State aid modernisation – Eine Bilanz - Bundesverband Öffentlicher Banken Deutschlands, VÖB, e.V.

7. Juli 2014: State aid modernisation – Eine Bilanz

Berlaymont
Es ist mehr als zwei Jahre her, als die EU-Kommission eine umfassende Modernisierungsreform des EU-Beihilferechts angekündigt hatte. Ziel dieser Reform sollte sein, die beihilferechtlichen Regelungen klarer, einfacher und transparenter zu gestalten sowie die überlangen Notifizierungsverfahren nachhaltig zu verkürzen.

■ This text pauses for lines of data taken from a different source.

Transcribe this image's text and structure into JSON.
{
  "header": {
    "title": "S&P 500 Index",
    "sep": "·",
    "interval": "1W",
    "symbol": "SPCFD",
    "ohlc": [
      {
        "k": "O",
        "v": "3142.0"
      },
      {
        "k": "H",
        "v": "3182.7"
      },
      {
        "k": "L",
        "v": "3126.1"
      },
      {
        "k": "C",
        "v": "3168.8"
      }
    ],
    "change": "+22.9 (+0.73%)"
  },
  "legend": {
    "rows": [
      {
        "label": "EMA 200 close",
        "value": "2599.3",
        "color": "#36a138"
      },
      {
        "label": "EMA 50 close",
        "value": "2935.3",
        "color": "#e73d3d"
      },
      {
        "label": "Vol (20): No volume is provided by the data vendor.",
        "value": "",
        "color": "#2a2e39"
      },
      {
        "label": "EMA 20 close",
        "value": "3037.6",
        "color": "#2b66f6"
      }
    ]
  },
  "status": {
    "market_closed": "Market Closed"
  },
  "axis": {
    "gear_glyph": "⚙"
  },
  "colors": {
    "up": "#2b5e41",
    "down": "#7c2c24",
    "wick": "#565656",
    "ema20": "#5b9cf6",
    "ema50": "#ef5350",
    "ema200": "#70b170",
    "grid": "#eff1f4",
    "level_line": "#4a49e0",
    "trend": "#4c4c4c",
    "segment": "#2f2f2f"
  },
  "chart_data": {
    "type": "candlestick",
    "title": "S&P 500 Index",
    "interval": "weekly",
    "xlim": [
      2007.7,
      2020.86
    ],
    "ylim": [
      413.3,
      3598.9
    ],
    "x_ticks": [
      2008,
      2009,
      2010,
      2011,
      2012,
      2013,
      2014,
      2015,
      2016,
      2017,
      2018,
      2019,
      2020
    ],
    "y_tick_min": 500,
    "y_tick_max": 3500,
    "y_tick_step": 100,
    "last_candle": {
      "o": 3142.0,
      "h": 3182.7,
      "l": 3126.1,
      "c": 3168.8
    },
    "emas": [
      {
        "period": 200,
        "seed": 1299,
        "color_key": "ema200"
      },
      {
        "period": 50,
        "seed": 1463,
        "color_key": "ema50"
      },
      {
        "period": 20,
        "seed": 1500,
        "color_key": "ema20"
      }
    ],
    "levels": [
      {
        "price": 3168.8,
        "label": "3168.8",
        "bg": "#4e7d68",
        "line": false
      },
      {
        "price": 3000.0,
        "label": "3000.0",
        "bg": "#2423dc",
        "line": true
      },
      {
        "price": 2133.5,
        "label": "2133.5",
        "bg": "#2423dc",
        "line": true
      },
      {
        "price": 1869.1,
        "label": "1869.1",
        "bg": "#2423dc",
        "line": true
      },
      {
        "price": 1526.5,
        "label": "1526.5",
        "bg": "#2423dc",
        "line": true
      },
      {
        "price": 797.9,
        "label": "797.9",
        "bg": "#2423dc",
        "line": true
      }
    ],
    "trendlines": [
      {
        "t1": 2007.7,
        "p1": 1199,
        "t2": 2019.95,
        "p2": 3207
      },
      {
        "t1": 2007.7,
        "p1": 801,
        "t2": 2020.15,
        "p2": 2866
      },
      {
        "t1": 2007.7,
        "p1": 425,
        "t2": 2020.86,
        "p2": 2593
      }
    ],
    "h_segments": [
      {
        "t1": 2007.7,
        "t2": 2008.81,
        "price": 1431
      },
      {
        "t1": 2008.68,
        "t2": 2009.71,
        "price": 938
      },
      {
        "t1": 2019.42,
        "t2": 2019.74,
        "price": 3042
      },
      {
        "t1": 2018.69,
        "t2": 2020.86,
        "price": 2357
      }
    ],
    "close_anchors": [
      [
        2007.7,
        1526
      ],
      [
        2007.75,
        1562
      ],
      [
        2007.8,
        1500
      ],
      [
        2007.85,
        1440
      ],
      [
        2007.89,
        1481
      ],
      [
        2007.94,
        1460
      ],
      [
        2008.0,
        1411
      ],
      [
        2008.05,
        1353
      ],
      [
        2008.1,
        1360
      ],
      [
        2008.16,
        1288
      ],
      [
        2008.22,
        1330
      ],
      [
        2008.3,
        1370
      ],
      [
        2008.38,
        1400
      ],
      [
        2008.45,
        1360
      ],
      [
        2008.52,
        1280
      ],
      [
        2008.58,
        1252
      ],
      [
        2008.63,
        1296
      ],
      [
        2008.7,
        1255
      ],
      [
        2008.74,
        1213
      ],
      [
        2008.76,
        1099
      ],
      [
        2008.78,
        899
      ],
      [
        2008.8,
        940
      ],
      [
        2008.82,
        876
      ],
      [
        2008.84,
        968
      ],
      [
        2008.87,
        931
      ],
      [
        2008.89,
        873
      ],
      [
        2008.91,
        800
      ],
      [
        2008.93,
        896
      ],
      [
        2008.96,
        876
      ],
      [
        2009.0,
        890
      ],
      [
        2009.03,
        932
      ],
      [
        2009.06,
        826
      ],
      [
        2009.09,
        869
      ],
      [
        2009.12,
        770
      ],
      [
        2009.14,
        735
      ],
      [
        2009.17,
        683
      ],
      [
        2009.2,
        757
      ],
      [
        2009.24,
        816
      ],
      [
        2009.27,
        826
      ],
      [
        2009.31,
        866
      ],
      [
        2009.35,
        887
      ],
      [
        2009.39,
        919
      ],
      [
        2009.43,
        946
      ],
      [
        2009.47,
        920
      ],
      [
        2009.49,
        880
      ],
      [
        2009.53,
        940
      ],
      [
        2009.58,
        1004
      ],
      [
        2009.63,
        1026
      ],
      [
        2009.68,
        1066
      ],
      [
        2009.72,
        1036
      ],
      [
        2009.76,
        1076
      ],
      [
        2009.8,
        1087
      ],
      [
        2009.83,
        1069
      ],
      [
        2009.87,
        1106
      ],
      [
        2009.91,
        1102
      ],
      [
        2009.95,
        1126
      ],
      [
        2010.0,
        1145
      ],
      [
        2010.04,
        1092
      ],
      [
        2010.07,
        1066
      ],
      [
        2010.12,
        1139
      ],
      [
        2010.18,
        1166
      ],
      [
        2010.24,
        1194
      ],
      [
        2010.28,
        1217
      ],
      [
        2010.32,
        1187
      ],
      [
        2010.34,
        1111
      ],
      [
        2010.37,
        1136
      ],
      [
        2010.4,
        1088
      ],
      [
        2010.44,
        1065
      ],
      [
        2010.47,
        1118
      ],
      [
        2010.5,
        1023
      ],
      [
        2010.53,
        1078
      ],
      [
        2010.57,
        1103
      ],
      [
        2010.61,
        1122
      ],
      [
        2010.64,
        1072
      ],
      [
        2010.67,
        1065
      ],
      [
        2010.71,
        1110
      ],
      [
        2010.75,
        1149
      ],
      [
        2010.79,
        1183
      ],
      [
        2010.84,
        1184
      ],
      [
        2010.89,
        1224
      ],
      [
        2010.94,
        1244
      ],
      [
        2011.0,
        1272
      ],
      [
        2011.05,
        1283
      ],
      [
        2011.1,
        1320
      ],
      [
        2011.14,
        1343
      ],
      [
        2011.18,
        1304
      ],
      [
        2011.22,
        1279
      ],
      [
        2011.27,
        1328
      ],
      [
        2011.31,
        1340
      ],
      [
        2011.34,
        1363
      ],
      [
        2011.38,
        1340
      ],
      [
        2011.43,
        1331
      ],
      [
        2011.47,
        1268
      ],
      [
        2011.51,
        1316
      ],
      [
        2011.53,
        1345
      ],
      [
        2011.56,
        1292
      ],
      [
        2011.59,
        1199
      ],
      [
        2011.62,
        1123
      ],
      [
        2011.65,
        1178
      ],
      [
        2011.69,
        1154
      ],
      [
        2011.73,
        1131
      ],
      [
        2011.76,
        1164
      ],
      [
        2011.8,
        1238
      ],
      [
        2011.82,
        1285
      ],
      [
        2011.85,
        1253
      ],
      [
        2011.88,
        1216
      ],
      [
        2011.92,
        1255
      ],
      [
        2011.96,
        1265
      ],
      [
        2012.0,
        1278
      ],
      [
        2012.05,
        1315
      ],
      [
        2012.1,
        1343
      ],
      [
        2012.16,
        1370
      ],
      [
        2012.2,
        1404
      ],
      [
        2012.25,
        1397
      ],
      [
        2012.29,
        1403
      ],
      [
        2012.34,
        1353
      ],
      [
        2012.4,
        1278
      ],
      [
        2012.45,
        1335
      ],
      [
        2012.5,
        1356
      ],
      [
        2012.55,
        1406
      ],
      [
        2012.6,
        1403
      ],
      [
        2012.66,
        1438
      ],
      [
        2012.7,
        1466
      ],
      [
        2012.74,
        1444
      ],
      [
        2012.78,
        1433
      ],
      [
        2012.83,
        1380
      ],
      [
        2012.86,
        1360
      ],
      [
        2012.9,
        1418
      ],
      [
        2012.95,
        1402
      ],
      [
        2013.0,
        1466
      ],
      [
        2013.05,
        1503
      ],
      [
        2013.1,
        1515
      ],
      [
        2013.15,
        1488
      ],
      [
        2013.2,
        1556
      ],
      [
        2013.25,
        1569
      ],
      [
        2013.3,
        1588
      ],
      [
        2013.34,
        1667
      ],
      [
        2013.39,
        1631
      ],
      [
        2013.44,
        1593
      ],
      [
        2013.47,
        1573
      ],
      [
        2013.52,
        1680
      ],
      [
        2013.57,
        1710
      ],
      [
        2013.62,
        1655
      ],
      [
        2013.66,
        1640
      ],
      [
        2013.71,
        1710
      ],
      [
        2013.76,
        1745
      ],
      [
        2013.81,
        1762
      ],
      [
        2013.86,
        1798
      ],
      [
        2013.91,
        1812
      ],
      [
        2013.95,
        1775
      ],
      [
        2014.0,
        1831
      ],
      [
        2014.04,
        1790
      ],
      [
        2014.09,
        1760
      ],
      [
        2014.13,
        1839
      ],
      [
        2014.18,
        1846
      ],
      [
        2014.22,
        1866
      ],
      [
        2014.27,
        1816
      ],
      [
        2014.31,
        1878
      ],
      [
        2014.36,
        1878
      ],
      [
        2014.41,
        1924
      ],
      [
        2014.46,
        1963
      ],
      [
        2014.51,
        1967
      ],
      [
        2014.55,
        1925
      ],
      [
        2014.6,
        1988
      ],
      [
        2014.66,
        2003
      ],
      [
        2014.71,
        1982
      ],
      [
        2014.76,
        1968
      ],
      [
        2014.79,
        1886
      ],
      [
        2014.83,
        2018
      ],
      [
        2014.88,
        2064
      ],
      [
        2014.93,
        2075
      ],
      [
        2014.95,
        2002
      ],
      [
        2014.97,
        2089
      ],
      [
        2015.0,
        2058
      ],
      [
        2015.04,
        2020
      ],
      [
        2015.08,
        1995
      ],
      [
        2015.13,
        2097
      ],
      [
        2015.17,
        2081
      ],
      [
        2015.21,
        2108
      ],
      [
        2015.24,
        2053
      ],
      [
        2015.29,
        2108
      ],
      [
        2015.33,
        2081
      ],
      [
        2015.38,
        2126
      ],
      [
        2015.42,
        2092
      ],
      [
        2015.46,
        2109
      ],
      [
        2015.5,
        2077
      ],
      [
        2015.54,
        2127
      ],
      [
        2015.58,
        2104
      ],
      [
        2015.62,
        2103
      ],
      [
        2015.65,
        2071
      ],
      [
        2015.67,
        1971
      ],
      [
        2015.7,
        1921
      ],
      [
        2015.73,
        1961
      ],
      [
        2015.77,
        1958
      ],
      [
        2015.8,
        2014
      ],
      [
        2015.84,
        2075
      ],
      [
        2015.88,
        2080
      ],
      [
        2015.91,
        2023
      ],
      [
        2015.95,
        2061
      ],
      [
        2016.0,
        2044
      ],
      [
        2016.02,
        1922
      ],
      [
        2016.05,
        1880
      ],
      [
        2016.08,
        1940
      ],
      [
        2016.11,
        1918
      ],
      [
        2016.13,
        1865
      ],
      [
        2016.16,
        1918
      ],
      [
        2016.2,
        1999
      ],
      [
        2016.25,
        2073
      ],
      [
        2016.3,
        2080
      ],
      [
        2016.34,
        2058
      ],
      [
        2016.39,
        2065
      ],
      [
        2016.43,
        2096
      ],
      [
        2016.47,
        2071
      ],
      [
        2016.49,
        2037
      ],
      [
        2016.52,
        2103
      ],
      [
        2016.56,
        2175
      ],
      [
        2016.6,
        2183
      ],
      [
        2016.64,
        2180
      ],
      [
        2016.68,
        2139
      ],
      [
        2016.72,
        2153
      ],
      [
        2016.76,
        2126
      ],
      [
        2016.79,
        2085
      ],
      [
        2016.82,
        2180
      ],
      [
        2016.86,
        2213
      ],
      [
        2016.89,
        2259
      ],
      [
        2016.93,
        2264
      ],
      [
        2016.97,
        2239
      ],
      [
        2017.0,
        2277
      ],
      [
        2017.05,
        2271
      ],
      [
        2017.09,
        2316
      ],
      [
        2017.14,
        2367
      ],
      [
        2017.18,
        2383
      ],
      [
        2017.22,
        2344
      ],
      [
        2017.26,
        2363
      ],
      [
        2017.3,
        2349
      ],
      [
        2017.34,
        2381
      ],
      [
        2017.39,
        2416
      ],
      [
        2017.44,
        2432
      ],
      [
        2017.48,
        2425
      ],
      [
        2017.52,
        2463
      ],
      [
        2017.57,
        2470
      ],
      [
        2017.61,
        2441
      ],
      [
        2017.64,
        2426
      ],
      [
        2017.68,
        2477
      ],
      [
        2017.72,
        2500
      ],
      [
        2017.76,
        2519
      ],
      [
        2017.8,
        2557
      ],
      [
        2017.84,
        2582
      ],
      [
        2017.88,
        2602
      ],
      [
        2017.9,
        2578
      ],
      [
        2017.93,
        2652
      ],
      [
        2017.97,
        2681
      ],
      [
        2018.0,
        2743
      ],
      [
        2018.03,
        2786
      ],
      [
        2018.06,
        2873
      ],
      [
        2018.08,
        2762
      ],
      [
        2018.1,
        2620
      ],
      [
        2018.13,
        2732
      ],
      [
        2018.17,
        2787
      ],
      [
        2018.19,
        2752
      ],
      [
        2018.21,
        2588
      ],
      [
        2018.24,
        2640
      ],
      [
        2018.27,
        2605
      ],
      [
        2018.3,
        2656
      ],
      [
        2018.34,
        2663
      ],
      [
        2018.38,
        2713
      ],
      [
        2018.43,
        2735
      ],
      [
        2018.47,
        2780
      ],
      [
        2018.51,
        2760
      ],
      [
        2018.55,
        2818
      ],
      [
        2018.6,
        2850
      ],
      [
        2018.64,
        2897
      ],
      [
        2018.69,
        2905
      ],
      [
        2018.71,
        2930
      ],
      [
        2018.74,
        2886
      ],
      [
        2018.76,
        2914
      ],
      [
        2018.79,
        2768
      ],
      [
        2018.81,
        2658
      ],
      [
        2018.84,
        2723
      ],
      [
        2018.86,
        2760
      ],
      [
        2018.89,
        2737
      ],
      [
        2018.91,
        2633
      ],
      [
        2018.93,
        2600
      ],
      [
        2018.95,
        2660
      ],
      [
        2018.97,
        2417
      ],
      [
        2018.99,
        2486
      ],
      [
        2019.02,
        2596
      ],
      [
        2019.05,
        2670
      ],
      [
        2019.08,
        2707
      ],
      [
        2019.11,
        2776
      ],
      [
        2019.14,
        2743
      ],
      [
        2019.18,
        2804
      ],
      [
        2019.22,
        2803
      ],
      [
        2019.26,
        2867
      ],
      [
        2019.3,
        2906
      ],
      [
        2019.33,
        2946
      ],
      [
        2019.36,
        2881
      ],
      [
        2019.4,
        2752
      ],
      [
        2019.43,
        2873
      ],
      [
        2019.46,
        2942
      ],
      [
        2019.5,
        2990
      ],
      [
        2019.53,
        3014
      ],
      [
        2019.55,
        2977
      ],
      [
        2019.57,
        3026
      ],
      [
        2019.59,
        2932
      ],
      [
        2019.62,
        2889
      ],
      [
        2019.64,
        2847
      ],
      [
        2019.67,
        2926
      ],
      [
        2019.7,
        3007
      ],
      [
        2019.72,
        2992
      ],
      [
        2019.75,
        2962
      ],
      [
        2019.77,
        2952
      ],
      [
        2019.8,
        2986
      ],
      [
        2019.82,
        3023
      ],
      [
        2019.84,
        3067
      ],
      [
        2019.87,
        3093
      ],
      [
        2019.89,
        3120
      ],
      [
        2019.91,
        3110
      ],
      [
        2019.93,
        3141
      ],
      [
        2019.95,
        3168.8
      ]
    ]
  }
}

Mittlerweile ist die Großzahl der Vorschriften geändert und verabschiedet worden. Darunter so zentrale Verordnungen wie die De-minimis-Verordnung oder die Allgemeine Gruppenfreistellungsverordnung (AGVO). Auf diesen beiden Verordnungen basiert die Mehrzahl der Förderprogramme der deutschen Förderbanken. Nun müssen die Förderprogramme an die neuen Regeln angepasst werden. Da die EU-Kommission mit dem Ziel angetreten ist, die Beihilferegeln klarer, einfacher und transparenter zu gestalten, muss hier die Frage erlaubt sein, wie weit es ihr gelungen ist.

Nun klarer und einfacher sind die Regeln schon, jedoch nicht im Vergleich zu den alten, sondern lediglich im Vergleich zu den ersten Verordnungsentwürfen. Als ein Beispiel an dieser Stelle kann die von der EU-Kommission gewollte Einführung eines Zentralregisters für alle De-minimis-Beihilfen genannt werden. Mit Hilfe eines solchen Zentralregisters sollte es leichter nachprüfbar sein, ob die De-minimis-Schwelle bei einem Unternehmen bereits erreicht ist. Auf den ersten Blick müsste man so ein Zentralregister befürworten. Jedoch im Zusammenhang mit dem neuen Verständnis für den Unternehmensbegriff – ein einziges Unternehmen im Sinne der De-minimis-Regel ist eine Unternehmensgruppe – oder mit der Tatsache, dass die Förderstrukturen in Deutschland föderalistisch sind, hätte ein Zentralregister keineswegs zur wirksamen Überwachung beitragen können. Die in Deutschland gängige Praxis – der Beihilfeempfänger muss bei jedem neuen De-minimis-Beihilfeantrag eine Erklärung über die bereits erhaltenen bzw. parallel beantragten De-minimis-Beihilfen abgeben, und für die neue De-minimis-Beihilfe erhält er eine Bescheinigung – hat sich bewährt. Damit wird sichergestellt, dass die De-minimis-Schwelle nicht überschritten wird.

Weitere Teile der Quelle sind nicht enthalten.